Nevada AG Aaron Ford, a Democrat, didn’t just receive these briefings—he had his general counsel and solicitor general actively engage, sign onto the corporate letter opposing voter ID-style reforms, and integrate SUDC’s litigation summaries into his office’s multi-state work. Ford’s team even requested specific deputies be looped into ongoing calls.

This Nevada effort mirrors similar Judicial Watch-documented coordination in other battleground states. In Georgia, the group has ties to Fani Willis’s disgraced office. 

The pattern is clear: Democrat AGs using taxpayer resources and nonprofit allies to weaponize the justice system against political dissent. In fact, Ford has led or signed on to dozens of lawsuits against the Trump administration during his tenure. 

As Judicial Watch continues its FOIA battles in Arizona and Wisconsin, the full scope of this interstate “democracy defense” network—really a shield for one-party rule—will come into sharper focus.

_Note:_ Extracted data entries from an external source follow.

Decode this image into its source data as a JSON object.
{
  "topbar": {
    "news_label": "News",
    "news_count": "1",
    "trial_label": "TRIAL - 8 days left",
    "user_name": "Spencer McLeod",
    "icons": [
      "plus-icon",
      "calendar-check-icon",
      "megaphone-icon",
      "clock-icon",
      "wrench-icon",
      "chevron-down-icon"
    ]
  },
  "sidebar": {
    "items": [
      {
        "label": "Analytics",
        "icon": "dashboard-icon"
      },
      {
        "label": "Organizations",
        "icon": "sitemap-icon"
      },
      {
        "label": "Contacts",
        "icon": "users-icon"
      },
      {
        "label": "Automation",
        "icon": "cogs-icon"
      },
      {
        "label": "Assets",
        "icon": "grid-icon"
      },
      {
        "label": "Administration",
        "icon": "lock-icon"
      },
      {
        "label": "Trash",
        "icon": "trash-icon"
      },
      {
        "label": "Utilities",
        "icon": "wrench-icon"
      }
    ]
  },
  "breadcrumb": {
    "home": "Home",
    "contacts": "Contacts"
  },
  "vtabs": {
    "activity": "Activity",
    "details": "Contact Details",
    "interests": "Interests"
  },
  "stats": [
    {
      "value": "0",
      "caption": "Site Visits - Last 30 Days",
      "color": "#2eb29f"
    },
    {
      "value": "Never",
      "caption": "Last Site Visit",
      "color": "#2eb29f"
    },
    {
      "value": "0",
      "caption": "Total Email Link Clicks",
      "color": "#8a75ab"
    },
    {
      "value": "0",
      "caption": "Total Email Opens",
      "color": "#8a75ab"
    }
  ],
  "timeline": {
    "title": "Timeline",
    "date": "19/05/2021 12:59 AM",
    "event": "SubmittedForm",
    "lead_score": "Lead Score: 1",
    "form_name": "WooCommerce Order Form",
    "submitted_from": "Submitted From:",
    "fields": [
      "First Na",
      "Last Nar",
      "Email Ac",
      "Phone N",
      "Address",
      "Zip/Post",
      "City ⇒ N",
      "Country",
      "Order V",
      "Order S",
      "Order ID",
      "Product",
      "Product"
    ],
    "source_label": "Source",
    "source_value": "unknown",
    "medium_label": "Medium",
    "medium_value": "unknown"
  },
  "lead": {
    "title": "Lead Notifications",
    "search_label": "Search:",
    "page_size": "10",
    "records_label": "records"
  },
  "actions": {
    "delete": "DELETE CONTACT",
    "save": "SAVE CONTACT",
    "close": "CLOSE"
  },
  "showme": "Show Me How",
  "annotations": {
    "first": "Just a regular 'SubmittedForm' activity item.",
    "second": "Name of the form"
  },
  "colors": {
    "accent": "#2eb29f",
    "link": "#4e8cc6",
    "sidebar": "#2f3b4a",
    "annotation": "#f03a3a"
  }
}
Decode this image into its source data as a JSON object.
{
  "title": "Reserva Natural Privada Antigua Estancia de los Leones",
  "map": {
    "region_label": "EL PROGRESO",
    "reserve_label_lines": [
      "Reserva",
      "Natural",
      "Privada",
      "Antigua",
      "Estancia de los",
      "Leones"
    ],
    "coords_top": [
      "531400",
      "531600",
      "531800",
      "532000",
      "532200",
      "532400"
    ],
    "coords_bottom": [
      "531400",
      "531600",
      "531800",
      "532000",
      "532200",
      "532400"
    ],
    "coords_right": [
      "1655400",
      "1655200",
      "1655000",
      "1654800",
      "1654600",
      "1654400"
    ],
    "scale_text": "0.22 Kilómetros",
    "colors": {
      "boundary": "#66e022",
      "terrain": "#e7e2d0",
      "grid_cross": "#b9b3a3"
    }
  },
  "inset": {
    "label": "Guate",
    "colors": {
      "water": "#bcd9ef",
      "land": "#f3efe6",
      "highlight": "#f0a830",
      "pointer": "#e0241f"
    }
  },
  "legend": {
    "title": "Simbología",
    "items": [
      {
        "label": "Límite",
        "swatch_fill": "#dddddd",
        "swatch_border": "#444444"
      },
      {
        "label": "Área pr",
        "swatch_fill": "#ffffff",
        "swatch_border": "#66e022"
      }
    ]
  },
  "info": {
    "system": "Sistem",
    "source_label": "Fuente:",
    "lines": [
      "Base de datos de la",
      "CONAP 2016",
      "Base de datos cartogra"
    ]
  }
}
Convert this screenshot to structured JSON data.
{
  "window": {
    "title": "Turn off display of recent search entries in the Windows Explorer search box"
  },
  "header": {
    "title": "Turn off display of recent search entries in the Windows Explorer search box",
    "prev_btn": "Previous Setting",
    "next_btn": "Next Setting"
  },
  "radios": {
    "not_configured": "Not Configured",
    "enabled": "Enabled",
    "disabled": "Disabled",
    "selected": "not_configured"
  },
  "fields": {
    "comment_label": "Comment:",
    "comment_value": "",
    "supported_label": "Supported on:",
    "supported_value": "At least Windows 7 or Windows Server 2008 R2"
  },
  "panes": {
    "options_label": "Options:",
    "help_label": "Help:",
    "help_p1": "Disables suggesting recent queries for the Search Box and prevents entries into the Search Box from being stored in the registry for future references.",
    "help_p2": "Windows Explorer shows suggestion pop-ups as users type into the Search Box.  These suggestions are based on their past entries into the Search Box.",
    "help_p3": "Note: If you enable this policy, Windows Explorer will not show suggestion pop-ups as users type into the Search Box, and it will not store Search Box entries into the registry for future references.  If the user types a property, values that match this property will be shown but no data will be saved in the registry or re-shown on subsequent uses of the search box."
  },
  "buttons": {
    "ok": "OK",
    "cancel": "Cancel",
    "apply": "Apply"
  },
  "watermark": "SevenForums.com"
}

Nevadans deserve elections they can trust, not backroom deals between their Attorney General—who calls basic voter ID “unconstitutional”—and activist groups like SUDC and VPP that are openly hostile to voter ID and other common-sense security measures, while associating with networks tied to the embattled SPLC who funded actual Nazi’s to fight “white supremacy.” 

Despite Ford’s opposition, voters spoke loudly in 2024 and are poised to do so again this November. Aaron Ford’s cozy relationship with SUDC and VPP raises serious questions about whose interests his office truly serves. 

California Globe will continue following this story as more records emerge.